The big advantage of air power is that each tool doesn’t need its own bulky motor. Instead, a single motor on the compressor converts the electrical energy into kinetic energy. This makes for light, compact, easy-to-handle tools that run quietly and have fewer parts that wear out.
Air compressor types
While there are compressors that use rotating impellers to generate air pressure, positive-displacement compressors are more common and include the models used by homeowners, woodworkers, mechanics and contractors. Here, air pressure is increased by reducing the size of the space that contains the air. Most of the compressors you’ll run across do this job with a reciprocating piston.

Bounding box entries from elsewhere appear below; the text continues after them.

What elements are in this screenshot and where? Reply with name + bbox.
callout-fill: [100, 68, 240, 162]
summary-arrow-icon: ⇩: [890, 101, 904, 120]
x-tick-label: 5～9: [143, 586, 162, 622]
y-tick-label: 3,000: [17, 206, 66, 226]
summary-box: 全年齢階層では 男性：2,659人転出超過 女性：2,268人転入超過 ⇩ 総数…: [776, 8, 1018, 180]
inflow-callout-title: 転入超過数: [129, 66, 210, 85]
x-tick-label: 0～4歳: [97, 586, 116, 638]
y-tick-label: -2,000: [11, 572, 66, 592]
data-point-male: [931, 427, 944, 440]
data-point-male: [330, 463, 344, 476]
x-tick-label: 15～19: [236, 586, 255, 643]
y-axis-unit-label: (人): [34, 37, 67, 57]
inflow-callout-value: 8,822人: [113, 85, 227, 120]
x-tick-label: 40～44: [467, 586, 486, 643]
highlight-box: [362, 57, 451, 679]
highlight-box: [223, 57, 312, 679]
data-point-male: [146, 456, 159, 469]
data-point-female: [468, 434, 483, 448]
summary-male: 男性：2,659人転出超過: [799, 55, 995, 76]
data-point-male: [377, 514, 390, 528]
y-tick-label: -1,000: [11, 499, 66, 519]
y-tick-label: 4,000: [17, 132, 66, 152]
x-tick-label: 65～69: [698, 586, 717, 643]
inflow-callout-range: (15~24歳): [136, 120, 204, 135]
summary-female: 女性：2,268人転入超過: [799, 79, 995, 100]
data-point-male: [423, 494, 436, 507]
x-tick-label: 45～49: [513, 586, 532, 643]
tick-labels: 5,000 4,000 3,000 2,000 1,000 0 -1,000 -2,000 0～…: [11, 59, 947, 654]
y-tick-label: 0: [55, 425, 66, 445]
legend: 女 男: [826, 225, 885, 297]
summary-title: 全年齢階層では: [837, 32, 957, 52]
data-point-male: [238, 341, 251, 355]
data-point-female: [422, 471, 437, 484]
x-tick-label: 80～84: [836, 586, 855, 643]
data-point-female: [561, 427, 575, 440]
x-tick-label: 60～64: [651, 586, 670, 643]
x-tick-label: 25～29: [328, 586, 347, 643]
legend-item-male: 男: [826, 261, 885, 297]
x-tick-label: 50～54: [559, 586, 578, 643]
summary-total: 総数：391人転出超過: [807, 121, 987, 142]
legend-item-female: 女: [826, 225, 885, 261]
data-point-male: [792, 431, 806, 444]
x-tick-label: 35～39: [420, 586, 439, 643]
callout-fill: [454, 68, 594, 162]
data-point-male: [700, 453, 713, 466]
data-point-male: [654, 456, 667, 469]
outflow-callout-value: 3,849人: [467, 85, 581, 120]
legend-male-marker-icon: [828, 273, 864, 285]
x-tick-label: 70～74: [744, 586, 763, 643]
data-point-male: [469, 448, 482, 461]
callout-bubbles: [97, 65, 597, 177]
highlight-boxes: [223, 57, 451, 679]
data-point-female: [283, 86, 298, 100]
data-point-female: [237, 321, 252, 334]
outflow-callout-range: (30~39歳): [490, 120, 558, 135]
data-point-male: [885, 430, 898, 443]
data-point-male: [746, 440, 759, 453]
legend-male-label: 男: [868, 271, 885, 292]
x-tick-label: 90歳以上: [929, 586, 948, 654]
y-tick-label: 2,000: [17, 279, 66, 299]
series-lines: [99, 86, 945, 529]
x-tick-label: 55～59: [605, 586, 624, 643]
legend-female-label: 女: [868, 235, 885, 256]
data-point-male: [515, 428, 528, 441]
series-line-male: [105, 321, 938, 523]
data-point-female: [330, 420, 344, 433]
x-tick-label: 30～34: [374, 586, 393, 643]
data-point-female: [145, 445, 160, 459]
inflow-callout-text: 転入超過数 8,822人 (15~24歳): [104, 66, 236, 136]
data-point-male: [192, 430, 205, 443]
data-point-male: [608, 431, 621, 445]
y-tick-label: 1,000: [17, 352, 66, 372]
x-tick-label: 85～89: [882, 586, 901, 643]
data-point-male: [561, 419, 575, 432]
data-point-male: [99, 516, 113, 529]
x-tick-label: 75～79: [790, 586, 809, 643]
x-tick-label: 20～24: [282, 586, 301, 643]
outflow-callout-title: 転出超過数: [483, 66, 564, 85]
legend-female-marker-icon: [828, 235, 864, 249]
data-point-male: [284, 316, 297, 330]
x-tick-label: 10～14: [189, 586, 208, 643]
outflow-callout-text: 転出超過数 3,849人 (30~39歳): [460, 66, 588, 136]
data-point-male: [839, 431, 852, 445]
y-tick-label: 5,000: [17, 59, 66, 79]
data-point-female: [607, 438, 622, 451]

Like a small internal combustion engine, a conventional piston compressor has a crankshaft, a connecting rod and piston, a cylinder and a valve head. The crankshaft is driven by either an electric motor or a gas engine. While there are small models that are comprised of just the pump and motor, most compressors have an air tank to hold a quantity of air within a preset pressure range. The compressed air in the tank drives the air tools, and the motor cycles on and off to automatically maintain pressure in the tank.
At the top of the cylinder, you’ll find a valve head that holds the inlet and discharge valves. Both are simply thin metal flaps–one mounted underneath and one mounted on top of the valve plate. As the piston moves down, a vacuum is created above it. This allows outside air at atmospheric pressure to push open the inlet valve and fill the area above the piston. As the piston moves up, the air above it compresses, holds the inlet valve shut and pushes the discharge valve open. The air moves from the discharge port to the tank. With each stroke, more air enters the tank and the pressure rises.
Typical compressors come in 1- or 2-cylinder versions to suit the requirements of the tools they power. On the homeowner/contractor level, most of the 2-cylinder models operate just like single-cylinder versions, except that there are two strokes per revolution instead of one. Some commercial 2-cylinder compressors are 2-stage compressors–one piston pumps air into a second cylinder that further increases pressure.
Compressors use a pressure switch to stop the motor when tank pressure reaches a preset limit–about 125 psi for many single-stage models. Most of the time, though, you don’t need that much pressure. Therefore, the air line will include a regulator that you set to match the pressure requirements of the tool you’re using. A gauge before the regulator monitors tank pressure and a gauge after the regulator monitors air-line pressure. In addition, the tank has a safety valve that opens if the pressure switch malfunctions. The pressure switch may also incorporate an unloader valve that reduces tank pressure when the compressor is turned off.